We already had the "now everything will get better" moment when Obama replaced Bush Jr. and brought promises of change and the USA becoming a better country. He was a lame duck for many reasons but he did make an effort to short up the country's reputation.
Bush had demonstrated that the USA were perfectly capable of suddenly tearing up agreements that had been stable for decades. Obama's case was that this was a one-time slip-up, that the USA were still a reliable and trustworthy partner. It was a hard case to make on an international stage where treaties are expected to remain stable for decades if not centuries but he made that point by leaning on the States' accumulated goodwill as a trade partner.
Then Trump I shat all over that and made clear that no, American policy could pivot on a dime and having to renegotiate everything every four years was just the cost of doing business with the USA these days. And you better did business with the USA on their terms or they'd get mad.
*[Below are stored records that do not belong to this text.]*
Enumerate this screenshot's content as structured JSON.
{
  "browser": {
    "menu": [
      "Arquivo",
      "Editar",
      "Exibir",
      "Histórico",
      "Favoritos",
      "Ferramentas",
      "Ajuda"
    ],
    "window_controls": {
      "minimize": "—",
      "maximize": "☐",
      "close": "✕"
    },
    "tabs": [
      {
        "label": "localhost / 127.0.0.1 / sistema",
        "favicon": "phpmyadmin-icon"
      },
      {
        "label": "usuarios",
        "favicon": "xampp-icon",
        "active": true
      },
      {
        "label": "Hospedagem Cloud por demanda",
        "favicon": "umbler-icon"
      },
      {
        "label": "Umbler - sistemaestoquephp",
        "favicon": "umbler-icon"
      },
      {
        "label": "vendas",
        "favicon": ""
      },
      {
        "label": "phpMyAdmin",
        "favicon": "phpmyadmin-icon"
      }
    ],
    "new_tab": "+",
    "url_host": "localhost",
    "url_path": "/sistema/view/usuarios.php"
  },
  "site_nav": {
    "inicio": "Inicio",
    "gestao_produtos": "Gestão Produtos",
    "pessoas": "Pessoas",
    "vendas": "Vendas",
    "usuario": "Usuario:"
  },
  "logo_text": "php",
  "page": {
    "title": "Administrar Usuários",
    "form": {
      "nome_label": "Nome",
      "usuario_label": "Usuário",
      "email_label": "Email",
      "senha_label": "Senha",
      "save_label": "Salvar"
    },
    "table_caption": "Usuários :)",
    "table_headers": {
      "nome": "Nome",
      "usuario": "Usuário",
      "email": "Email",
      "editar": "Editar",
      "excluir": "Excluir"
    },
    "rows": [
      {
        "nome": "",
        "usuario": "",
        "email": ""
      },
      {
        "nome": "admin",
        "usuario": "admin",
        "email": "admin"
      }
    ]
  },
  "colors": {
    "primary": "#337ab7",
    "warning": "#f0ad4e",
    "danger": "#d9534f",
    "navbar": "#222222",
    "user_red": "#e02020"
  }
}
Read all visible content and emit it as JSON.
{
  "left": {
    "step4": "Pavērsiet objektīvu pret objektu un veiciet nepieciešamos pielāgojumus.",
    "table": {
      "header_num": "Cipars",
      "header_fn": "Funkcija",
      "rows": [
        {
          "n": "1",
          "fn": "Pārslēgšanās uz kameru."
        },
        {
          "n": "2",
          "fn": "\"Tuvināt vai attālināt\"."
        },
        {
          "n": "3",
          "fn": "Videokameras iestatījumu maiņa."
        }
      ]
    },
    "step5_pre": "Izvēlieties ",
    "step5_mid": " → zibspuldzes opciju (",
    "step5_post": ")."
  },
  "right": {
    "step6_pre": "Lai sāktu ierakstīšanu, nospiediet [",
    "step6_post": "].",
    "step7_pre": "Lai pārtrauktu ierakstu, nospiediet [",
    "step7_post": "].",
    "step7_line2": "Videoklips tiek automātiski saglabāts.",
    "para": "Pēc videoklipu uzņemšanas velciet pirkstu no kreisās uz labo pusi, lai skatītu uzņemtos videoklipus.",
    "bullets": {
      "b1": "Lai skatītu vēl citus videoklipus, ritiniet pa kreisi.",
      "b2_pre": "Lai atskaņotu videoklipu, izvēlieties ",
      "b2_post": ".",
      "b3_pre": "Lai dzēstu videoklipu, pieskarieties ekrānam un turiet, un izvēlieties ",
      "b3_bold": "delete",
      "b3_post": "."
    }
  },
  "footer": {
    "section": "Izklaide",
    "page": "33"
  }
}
Biden tried to do an Obama but a) was even more of a lame duck and b) tried to argue a point that had become thoroughly implausible at this point.
Trump II now shows us that four years was actually restrained by American standards and that American policy can now change whenever and however he wants it to, continuity and common sense be damned. L'Etat c'est lui. On a stage where a decade is a short time he changes the country's tenor on a weekly basis.
The EU's reaction? Trade deals with just about everyone else. Mercosur. Canada. Japan. The UK. Singapore. Vietnam. New Zealand. Ukraine. Moldova. Georgia. Kenya. Plus several others in early stages. Which European trade deals are staling out? The ones with the USA and China.
The world is pivoting away from the USA because it lost its trust in America as a trade partner and it's going to take decades of concentrated and stable good-faith effort to regain that trust. The States won't just have to make a case for keeping them as a preferred partner but for making them a preferred partner again. The hurdle is higher now.